Zhou Enlai (Xinhua) Updated: 2004-06-25 09:24 Zhou Enlai, 1898-1976, Chinese Communist leader. A
member of a noted Mandarin family, he was educated in China at an
American-supported school and a university in Japan. His involvement in radical
movements led to several months imprisonment. After his release he studied
(1920-22) in France.
A founder of the Chinese Communist party, he established
(1922) the Paris-based Chinese Communist Youth Group. After a few months in
England, he studied in Germany. Zhou returned (1924) to China and joined Sun
Yat-sen , who was then cooperating with the Communists. He served (1924-26) as
deputy director of the political department at the Whampoa Military Academy, of
which Chiang Kai-shek was commandant.
After the Northern Expedition began, he worked as a labor organizer. In 1927
he directed a general strike in Shanghai, opening the city to Chiang's
Nationalist forces. When Chiang broke with the Communists, executing many of his
former allies, Zhou became a fugitive from the Kuomintang .
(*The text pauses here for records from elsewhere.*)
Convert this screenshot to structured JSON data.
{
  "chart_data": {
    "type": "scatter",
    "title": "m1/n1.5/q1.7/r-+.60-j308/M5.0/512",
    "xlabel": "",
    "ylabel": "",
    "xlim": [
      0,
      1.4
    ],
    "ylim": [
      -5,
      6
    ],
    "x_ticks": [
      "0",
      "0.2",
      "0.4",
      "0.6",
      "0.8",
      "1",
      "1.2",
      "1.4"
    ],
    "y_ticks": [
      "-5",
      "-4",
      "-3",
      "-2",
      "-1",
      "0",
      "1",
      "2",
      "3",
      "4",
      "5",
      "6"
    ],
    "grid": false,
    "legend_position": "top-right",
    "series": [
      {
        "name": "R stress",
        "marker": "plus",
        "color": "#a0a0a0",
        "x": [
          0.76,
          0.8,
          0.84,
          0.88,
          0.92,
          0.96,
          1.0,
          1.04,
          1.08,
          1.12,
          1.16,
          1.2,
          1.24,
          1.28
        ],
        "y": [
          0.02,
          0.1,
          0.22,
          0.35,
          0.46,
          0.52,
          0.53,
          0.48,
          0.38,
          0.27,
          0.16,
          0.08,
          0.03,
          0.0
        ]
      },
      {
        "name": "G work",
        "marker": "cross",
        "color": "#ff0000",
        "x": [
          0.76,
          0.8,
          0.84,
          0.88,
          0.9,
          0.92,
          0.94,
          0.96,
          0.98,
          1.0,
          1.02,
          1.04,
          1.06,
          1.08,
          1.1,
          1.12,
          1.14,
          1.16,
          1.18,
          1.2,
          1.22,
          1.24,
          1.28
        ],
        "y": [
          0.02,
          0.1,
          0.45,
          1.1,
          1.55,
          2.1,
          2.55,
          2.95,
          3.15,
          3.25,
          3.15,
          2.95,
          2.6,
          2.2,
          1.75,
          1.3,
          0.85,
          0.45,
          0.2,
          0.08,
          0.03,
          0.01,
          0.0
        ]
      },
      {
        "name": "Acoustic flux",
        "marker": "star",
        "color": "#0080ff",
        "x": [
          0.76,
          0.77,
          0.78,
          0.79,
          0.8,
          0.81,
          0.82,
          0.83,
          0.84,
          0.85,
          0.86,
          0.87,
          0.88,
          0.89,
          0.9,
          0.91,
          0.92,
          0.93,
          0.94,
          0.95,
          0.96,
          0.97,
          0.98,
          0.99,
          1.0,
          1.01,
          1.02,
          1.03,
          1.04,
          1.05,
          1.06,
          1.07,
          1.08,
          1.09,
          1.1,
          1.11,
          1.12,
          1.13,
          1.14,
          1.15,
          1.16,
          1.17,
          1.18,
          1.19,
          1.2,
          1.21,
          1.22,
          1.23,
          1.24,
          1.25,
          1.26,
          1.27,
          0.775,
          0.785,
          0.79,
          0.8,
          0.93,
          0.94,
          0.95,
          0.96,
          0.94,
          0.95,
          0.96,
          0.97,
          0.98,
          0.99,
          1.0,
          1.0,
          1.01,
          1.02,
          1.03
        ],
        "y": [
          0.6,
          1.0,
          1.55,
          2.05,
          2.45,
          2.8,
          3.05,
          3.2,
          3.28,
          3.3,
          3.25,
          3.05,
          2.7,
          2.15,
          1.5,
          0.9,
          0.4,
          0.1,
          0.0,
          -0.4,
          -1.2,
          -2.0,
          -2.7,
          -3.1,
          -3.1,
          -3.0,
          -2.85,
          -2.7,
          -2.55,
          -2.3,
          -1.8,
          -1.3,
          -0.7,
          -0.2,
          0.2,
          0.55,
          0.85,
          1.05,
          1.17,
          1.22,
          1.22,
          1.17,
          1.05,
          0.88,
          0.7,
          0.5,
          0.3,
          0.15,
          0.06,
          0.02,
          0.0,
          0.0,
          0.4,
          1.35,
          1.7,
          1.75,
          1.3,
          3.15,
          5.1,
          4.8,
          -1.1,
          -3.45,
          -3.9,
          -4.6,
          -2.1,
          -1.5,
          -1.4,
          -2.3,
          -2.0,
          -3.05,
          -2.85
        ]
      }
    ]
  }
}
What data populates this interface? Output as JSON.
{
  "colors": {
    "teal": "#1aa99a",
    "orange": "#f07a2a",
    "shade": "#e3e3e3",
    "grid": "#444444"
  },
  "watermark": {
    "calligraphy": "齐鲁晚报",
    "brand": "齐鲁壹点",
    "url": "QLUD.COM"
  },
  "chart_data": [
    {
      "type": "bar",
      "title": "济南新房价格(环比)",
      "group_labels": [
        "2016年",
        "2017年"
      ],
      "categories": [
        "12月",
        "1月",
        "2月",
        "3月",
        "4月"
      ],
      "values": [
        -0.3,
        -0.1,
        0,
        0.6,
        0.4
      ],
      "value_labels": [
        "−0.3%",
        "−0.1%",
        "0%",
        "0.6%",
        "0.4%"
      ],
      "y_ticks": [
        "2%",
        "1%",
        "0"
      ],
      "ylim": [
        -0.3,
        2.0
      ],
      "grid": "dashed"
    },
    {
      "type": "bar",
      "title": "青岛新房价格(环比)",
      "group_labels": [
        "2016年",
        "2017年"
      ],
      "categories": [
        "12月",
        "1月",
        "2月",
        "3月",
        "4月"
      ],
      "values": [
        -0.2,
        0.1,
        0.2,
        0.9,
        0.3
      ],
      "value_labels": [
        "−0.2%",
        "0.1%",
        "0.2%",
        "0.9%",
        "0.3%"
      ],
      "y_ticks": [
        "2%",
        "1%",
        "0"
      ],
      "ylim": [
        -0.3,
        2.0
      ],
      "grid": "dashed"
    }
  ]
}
Later, holding prominent military and political posts in the Communist party,
he participated in the long march (1934-35) to Northwest China. During the
partial Communist-Kuomintang rapprochement (1936-46) he was the chief Communist
liaison officer.
In 1949, with the establishment of the People's Republic of China at Beijing,
Zhou became premier and foreign minister. He headed the Chinese Communist
delegation to the Geneva Conference of 1954 and to the Bandung Conference
(1955). In 1958 he relinquished the foreign ministry but retained the
premiership.
He was largely responsible for China's reestablishing contacts with the West
in the early 1970s before becoming ill. He died January, 1976.